Mel resistió. Es un sobreviviente, no tiene miedo alguno en decir su verdad cuando sabe que todavía existen los prejuicios y la exclusión para quienes salen del closet del VIH, la meca del cine lo sabe. Mel ya no vive en una época turbulenta sino todo lo contrario, en paz y con mucho amor.

Su éxito de 2009 con el show off Broadway show, Swimming With the Polar Bears fue parte de la organización Climate Project y le permitió hacer una gira por Washington, D.C. y Copenhage. Uno de sus más recientes trabajos es el filme Ron and Laura Take Back America, una sátira sobre política, religión, reality TV, Hollywood y por supuesto lo gay, que ha sido presentado en varios festivales.





Hablamos acerca de la situación de los derechos gay en Perú donde el amor por la igualdad todavía no ha ganado.

"Los jóvenes de hoy están viviendo esa normalidad que nosotros no tuvimos en nuestra época, ahora las posibilidades son mayores, puedes casarte, tener una familia, esa libertad que no conocimos.

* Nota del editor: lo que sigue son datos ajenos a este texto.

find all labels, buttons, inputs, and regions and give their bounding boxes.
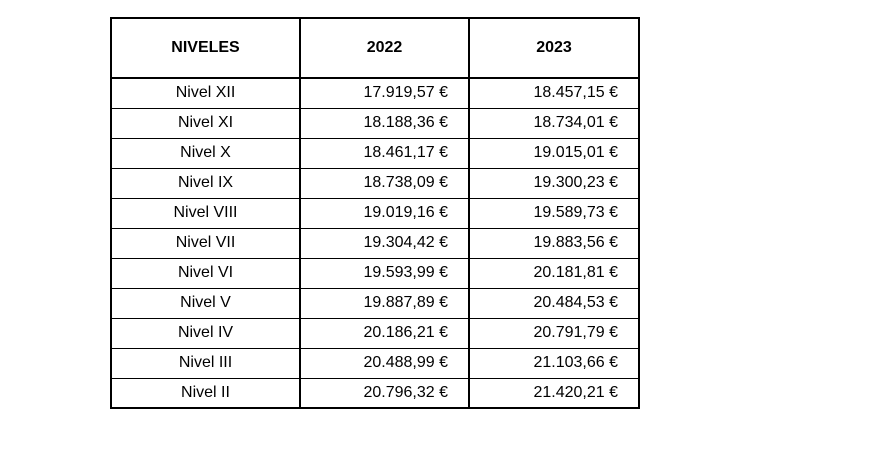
table-row: Nivel V 19.887,89 € 20.484,53 € xyxy=(110,287,640,319)
value-2022-cell: 20.488,99 € xyxy=(299,347,470,379)
value-2023-cell: 18.457,15 € xyxy=(468,77,640,109)
value-2023-cell: 21.103,66 € xyxy=(468,347,640,379)
value-2023-cell: 19.300,23 € xyxy=(468,167,640,199)
value-2023-cell: 20.484,53 € xyxy=(468,287,640,319)
table-row: Nivel VII 19.304,42 € 19.883,56 € xyxy=(110,227,640,259)
value-2023-cell: 19.589,73 € xyxy=(468,197,640,229)
value-2022-cell: 19.019,16 € xyxy=(299,197,470,229)
table-row: Nivel IV 20.186,21 € 20.791,79 € xyxy=(110,317,640,349)
value-2022-cell: 18.738,09 € xyxy=(299,167,470,199)
value-2022-cell: 20.186,21 € xyxy=(299,317,470,349)
level-cell: Nivel IV xyxy=(110,317,301,349)
value-2022-cell: 20.796,32 € xyxy=(299,377,470,409)
level-cell: Nivel VII xyxy=(110,227,301,259)
level-cell: Nivel VIII xyxy=(110,197,301,229)
level-cell: Nivel VI xyxy=(110,257,301,289)
value-2022-cell: 17.919,57 € xyxy=(299,77,470,109)
level-cell: Nivel X xyxy=(110,137,301,169)
header-2023: 2023 xyxy=(468,17,640,79)
table-row: Nivel III 20.488,99 € 21.103,66 € xyxy=(110,347,640,379)
table-row: Nivel II 20.796,32 € 21.420,21 € xyxy=(110,377,640,409)
value-2023-cell: 20.181,81 € xyxy=(468,257,640,289)
table-row: Nivel XI 18.188,36 € 18.734,01 € xyxy=(110,107,640,139)
value-2022-cell: 19.593,99 € xyxy=(299,257,470,289)
header-niveles: NIVELES xyxy=(110,17,301,79)
table-row: Nivel VI 19.593,99 € 20.181,81 € xyxy=(110,257,640,289)
value-2022-cell: 18.188,36 € xyxy=(299,107,470,139)
value-2023-cell: 19.015,01 € xyxy=(468,137,640,169)
value-2022-cell: 19.304,42 € xyxy=(299,227,470,259)
header-2022: 2022 xyxy=(299,17,470,79)
salary-levels-table: NIVELES 2022 2023 Nivel XII 17.919,57 € … xyxy=(110,17,640,409)
value-2023-cell: 20.791,79 € xyxy=(468,317,640,349)
level-cell: Nivel XII xyxy=(110,77,301,109)
value-2023-cell: 18.734,01 € xyxy=(468,107,640,139)
value-2022-cell: 18.461,17 € xyxy=(299,137,470,169)
table-row: Nivel XII 17.919,57 € 18.457,15 € xyxy=(110,77,640,109)
level-cell: Nivel II xyxy=(110,377,301,409)
level-cell: Nivel V xyxy=(110,287,301,319)
value-2023-cell: 21.420,21 € xyxy=(468,377,640,409)
value-2023-cell: 19.883,56 € xyxy=(468,227,640,259)
table-row: Nivel VIII 19.019,16 € 19.589,73 € xyxy=(110,197,640,229)
header-row: NIVELES 2022 2023 xyxy=(110,17,640,79)
table-row: Nivel X 18.461,17 € 19.015,01 € xyxy=(110,137,640,169)
level-cell: Nivel XI xyxy=(110,107,301,139)
table-row: Nivel IX 18.738,09 € 19.300,23 € xyxy=(110,167,640,199)
level-cell: Nivel IX xyxy=(110,167,301,199)
value-2022-cell: 19.887,89 € xyxy=(299,287,470,319)
level-cell: Nivel III xyxy=(110,347,301,379)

Y hemos tenido que aprender a vivir con ella. Es una ola que estoy seguro no se detendrá. Yo crecí en un tiempo donde ser gay no era bien visto. En veinte años América ha cambiado mucho y el resto del mundo también."
Como las estaciones cada etapa cumple su ciclo y Mel está dispuesto a seguir viviéndolas una a una.